During the past 2015, only by indirect taxation (VAT plus Special Taxes), the sector of the spirits contributed to the Public Treasury with 1,300 million euros. This was contributed by an increase of sales of 2% after a full decade of negative growth, reaching 190 million liters.
This is one of the arguments put forward by the spirit sector to re-request the State a stable fiscal framework. And, as the industry says, the increases in special taxes that have occurred in recent years have had no collection effect for the central administration, and yet have had serious consequences in the sector. In fact, revenue is currently well below that of ten years ago, despite the fact that throughout this period tax rates on spirits have been increased up to four times.
What the Spanish Spirits Federation (FEBE) demands is the need to restructure the special taxes that support the spirits and their real capacity of collection, as well as the need to have a stable fiscal framework.
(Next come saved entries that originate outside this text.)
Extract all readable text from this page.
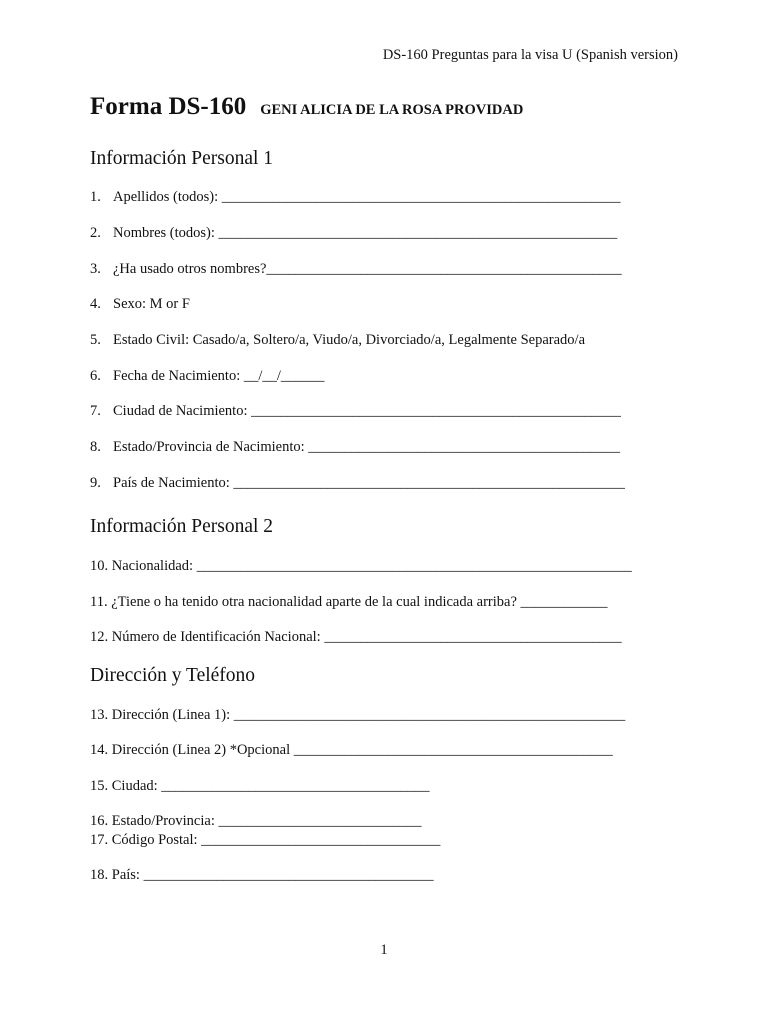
DS-160 Preguntas para la visa U (Spanish version)
Forma DS-160 GENI ALICIA DE LA ROSA PROVIDAD
Información Personal 1
1. Apellidos (todos): _______________________________________________________
2. Nombres (todos): _______________________________________________________
3. ¿Ha usado otros nombres?_________________________________________________
4. Sexo: M or F
5. Estado Civil: Casado/a, Soltero/a, Viudo/a, Divorciado/a, Legalmente Separado/a
6. Fecha de Nacimiento: __/__/______
7. Ciudad de Nacimiento: ___________________________________________________
8. Estado/Provincia de Nacimiento: ___________________________________________
9. País de Nacimiento: ______________________________________________________
Información Personal 2
10. Nacionalidad: ____________________________________________________________
11. ¿Tiene o ha tenido otra nacionalidad aparte de la cual indicada arriba? ____________
12. Número de Identificación Nacional: _________________________________________
Dirección y Teléfono
13. Dirección (Linea 1): ______________________________________________________
14. Dirección (Linea 2) *Opcional ____________________________________________
15. Ciudad: _____________________________________
16. Estado/Provincia: ____________________________
17. Código Postal: _________________________________
18. País: ________________________________________
1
Symptoms of recovery in the spirits industry
Another positive aspect in relation to the gradual but evident recovery of the sector is that 2015 was the first of the last ten years in which data on the export of spirits have increased (since the crisis began the industry has Experienced a 40% drop). In fact, exports grew by about 5% and exceeded 40 million liters of pure alcohol (where, by the way, 80% of them corresponded to spirits, including brandy, whose main markets are the Philippines, Mexico and U.S). All this has led it to generate a turnover of 7,585 million euros and almost 330,000 jobs, direct and indirect.
In terms of product categories, whiskey represented 26% of the total marketing of spirits produced in Spain, followed by gin (20%), rum (17%), spirits (12%) and brandy (11%).